The Black Box on Year’s Best List
The Black Box is on the 2011 Year’s Best list published by Resource Links, a Canadian periodical for teacher-librarians. The Black Box is the third of the Cassandra Virus books, science fiction for 9-13 year-olds set in the near future, but the story stands on its own even if you haven’t read The Cassandra Virus and The Drone War. The cover is by my manga-partner Connie Choi. (Do you think Uncle William looks a bit like Mick Aston from Time Team?)

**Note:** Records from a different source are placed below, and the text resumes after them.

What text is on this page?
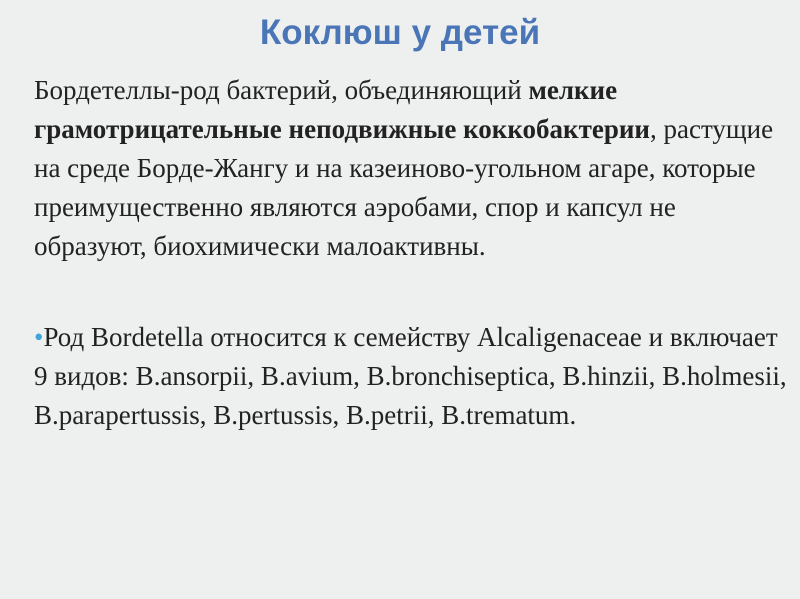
Коклюш у детей
Бордетеллы-род бактерий, объединяющий мелкие грамотрицательные неподвижные коккобактерии, растущие на среде Борде-Жангу и на казеиново-угольном агаре, которые преимущественно являются аэробами, спор и капсул не образуют, биохимически малоактивны.
•Род Bordetella относится к семейству Alcaligenaceae и включает 9 видов: B.ansorpii, B.avium, B.bronchiseptica, B.hinzii, B.holmesii, B.parapertussis, B.pertussis, B.petrii, B.trematum.
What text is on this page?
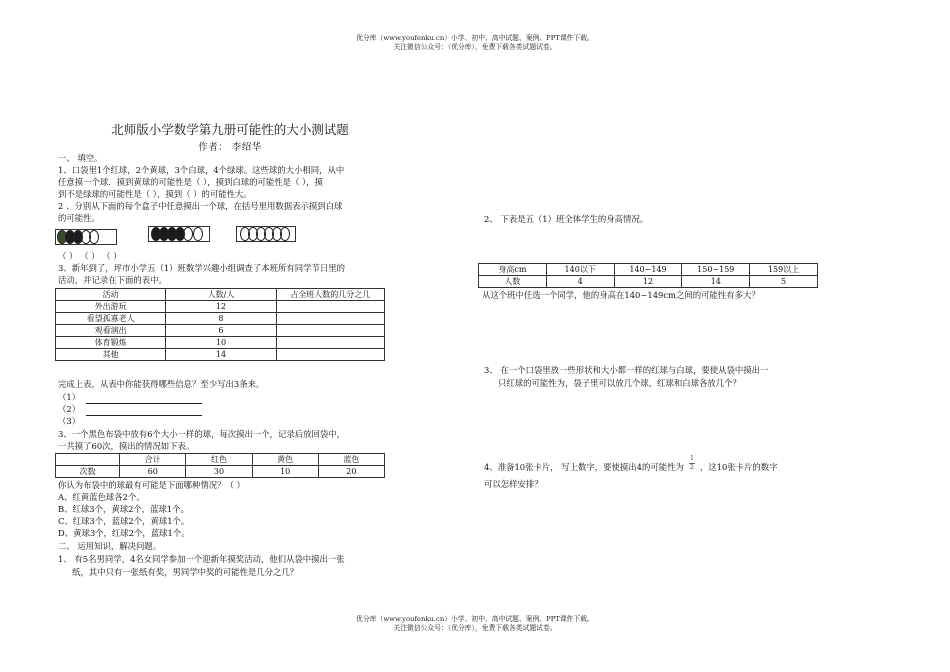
优分库（www.youfenku.cn）小学、初中、高中试题、案例、PPT课件下载。
关注微信公众号：（优分库），免费下载各类试题试卷。
优分库（www.youfenku.cn）小学、初中、高中试题、案例、PPT课件下载。
关注微信公众号：（优分库），免费下载各类试题试卷。
北师版小学数学第九册可能性的大小测试题
作者： 李绍华
一、 填空。
1、口袋里1个红球，2个黄球，3个白球，4个绿球。这些球的大小相同，从中
任意摸一个球．摸到黄球的可能性是（ ），摸到白球的可能性是（ ），摸
到不是绿球的可能性是（ ），摸到（ ）的可能性大。
2 、分别从下面的每个盒子中任意摸出一个球，在括号里用数据表示摸到白球
的可能性。
（ ） （ ） （ ）
3、新年到了，坪市小学五（1）班数学兴趣小组调查了本班所有同学节日里的
活动，并记录在下面的表中。
活动	人数/人	占全班人数的几分之几
外出游玩	12	
看望孤寡老人	8	
观看演出	6	
体育锻炼	10	
其他	14	
完成上表，从表中你能获得哪些信息？至少写出3条来。
（1）
（2）
（3）
3、一个黑色布袋中放有6个大小一样的球，每次摸出一个，记录后放回袋中，
一共摸了60次，摸出的情况如下表。
	合计	红色	黄色	蓝色
次数	60	30	10	20
你认为布袋中的球最有可能是下面哪种情况？（ ）
A、红黄蓝色球各2个。
B、红球3个，黄球2个，蓝球1个。
C、红球3个，蓝球2个，黄球1个。
D、黄球3个，红球2个，蓝球1个。
二、 运用知识，解决问题。
1、 有5名男同学，4名女同学参加一个迎新年摸奖活动，他们从袋中摸出一张
纸，其中只有一张纸有奖，男同学中奖的可能性是几分之几？
2、 下表是五（1）班全体学生的身高情况。
身高cm	140以下	140~149	150~159	159以上
人数	4	12	14	5
从这个班中任选一个同学，他的身高在140~149cm之间的可能性有多大？
3、 在一个口袋里放一些形状和大小都一样的红球与白球，要使从袋中摸出一
只红球的可能性为，袋子里可以放几个球，红球和白球各放几个？
4、准备10张卡片， 写上数字，要使摸出4的可能性为 $\frac{1}{2}$ ，这10张卡片的数字
可以怎样安排？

Here’s the back cover copy:
Something is cutting off Spohrville’s communication with the outside world. The phones don’t work. There’s no radio, no TV — no internet. Are eco-terrorists trying to shut down the Mars Relay satellite? That’s what the government says, but Jordan and Helen and the sentient virtual supercomputer Cassandra don’t believe a word of it. The town is overrun with “birdwatchers” who can’t tell a hawk from a heron. Jordan’s old enemy, Harvey Number Two of the spy agency Bureau 6, is sneaking around pretending to be a cop on holiday. And archaeologist Uncle William has dug up a very strange black rock while excavating an Acadian settlement. With no land-lines to the site of the dig and wireless communication impossible, Jordan and Helen have no back-up from Cassandra. They’ve taken on corrupt government agents and industrial spies before, but they’ve always had Cassandra behind them. It’s the twenty-first century. The bad guys have night-vision goggles and interference triangulators. How did Jordan and Helen get stuck with a bunch of musket-toting War of 1812 historical re-enactors as their only allies?